Mi è venuto in mente di associare la sua attività (ricordate? La sua impresa insegna a ragionare) con il gioco del poker tradizionale, ossia quello, a carte coperte, con cinque giocatori (la versione americana Texas hold’em è spettacolare ma non è la stessa cosa).

Le regole non scritte del poker sono le seguenti:

a) i giocatori dovrebbero avere, più o meno, le stesse disponibilità economiche;

b) non bisogna aver paura di perdere tali disponibilità;

c) si gioca contro l’avversario che si ha di fronte, non con le carte che si hanno in mano (lo dice, saggiamente, anche James Bond in Casino Royale).

Credo che le regole indicate si comprendano adeguatamente senza necessità di alcuna glossa didascalica a margine.

Esiste, inoltre, una ulteriore questione da tener presente che va sotto la definizione di “Dilemma del giocatore di poker”. Il “dilemma” sorge nel momento in cui le fiches davanti a voi si sono drasticamente ridotte e siete ad passo dal dichiarare forfait. Che cosa fare?

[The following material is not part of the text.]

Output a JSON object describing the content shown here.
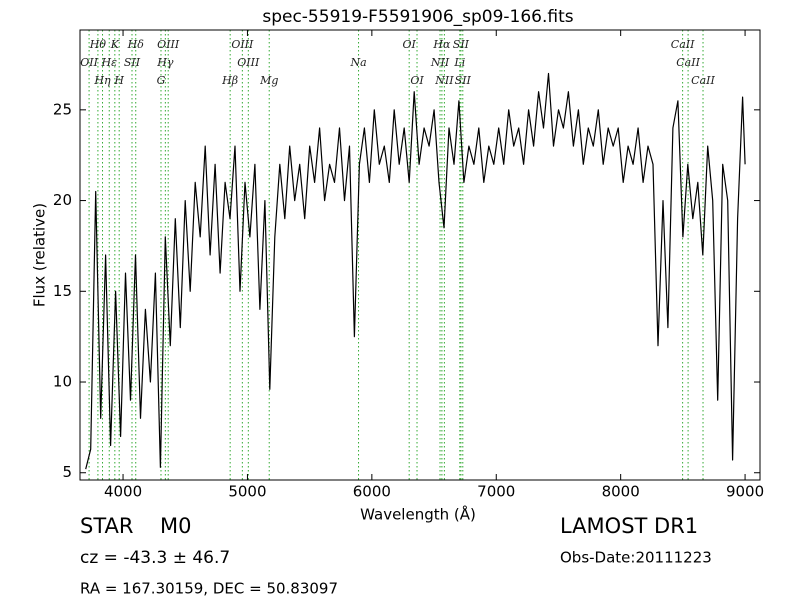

Sulla base di un comportamento apparentemente sensato – e, per questo, seguito dai più – puntate poco e “giocate” seriamente solo quando avete il punto in mano. Perché non è un comportamento logico? Per almeno due ordini di motivi. Il primo è che dovendo mettere il chip e poi seguire il rilancio prima del cambio delle carte, si finisce per morire dissanguati comunque. Il secondo è che, una volta che avete il punto, lo capiscono tutti: nessuno viene a “vedere” e, quindi, non si ottiene gran che. In ogni caso, una mano fortunata non è in grado di consentire il recupero del dissanguamento continuo. Potrei farvelo constatare matematicamente, ma vi chiedo di credermi sulla parola.

Cosa si fa, allora?

Due soluzioni possibili. Si smette di giocare e si torna a casa. Per questa volta basta così.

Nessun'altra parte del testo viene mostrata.